The ever increasing demand for greater data rate and recording density has lead a push to develop sensors having ever decreasing dimensions, such as decreased magnetic read width (MRW), driven by narrower track widths (TW) of the data recorded onto the magnetic recording disk, and stripe height (SH), which is the distance that the sensor extends back away from the ABS. However, as described above, in order for a magnetoresistive sensor to operate as desired, various layers such as the free and pinned layers must be in essentially single magnetic domain states having magnetizations oriented in desired directions. For example, the free layer must remain biased in a direction substantially parallel with the ABS, while the pinned layer must have a magnetization that remains pinned in a desired direction substantially perpendicular to the ABS. As sensors become smaller, the ability to maintain these magnetic states diminishes greatly. Free layers lose biasing, becoming unstable, and pinned layer magnetizations can flip, a situation that leads to amplitude flipping. Both of these situations render the sensor unusable. A technique for generating a magnetic anisotropy with an easy axis of magnetization in any desired direction in the various layers would greatly facilitate sensor robustness by stabilizing single domain states having magnetizations oriented in desired directions.

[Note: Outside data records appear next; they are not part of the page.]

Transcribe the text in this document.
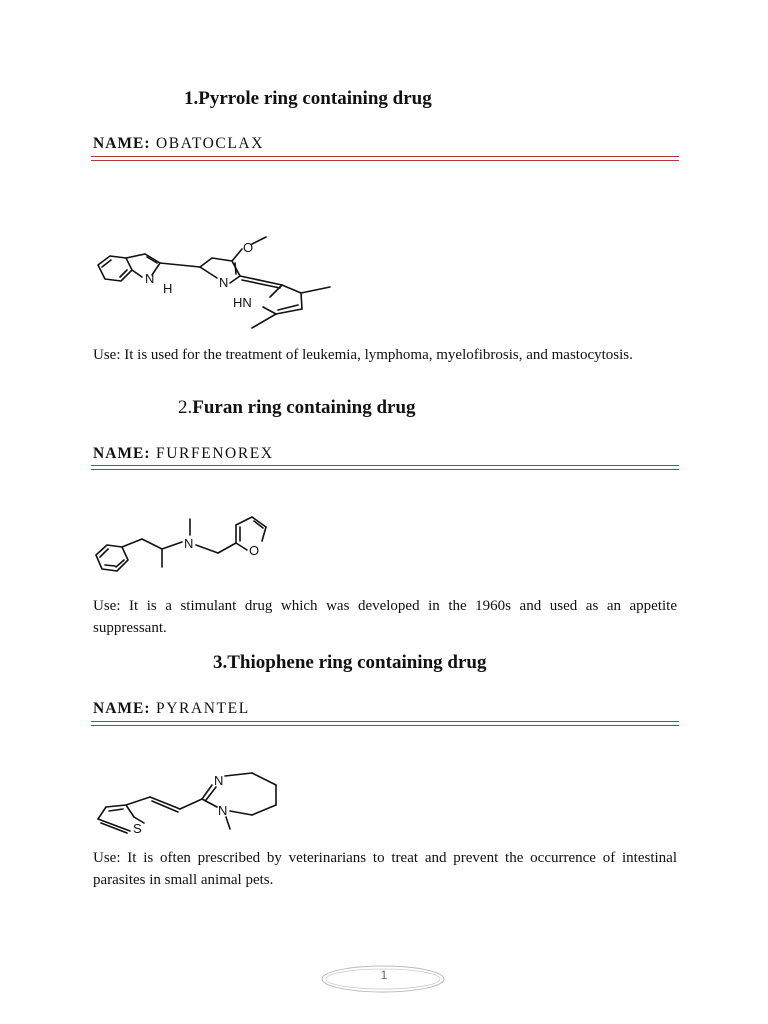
1.Pyrrole ring containing drug
NAME: OBATOCLAX
N
H	N
O
HN
Use: It is used for the treatment of leukemia, lymphoma, myelofibrosis, and mastocytosis.
2.Furan ring containing drug
NAME: FURFENOREX
N	O
Use: It is a stimulant drug which was developed in the 1960s and used as an appetite suppressant.
3.Thiophene ring containing drug
NAME: PYRANTEL
S
N
N
Use: It is often prescribed by veterinarians to treat and prevent the occurrence of intestinal parasites in small animal pets.
1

In a similar manner, the performance of other components of a magnetic recording system would be greatly improved if a magnetic anisotropy could be generated with an associated easy axis of magnetization that could be oriented in any desired direction. For example, the performance of a magnetic write element, magnetic shields, or a magnetic recording medium could be greatly improved, if a technique existed for orienting the easy axis of magnetization in a desired direction in such devices. Likewise, the performance of magnetic memory cells that incorporate magnetoresistive memory elements can be greatly improved, if a magnetic anisotropy could be generated with an associated easy axis magnetization that could be oriented in any desired direction.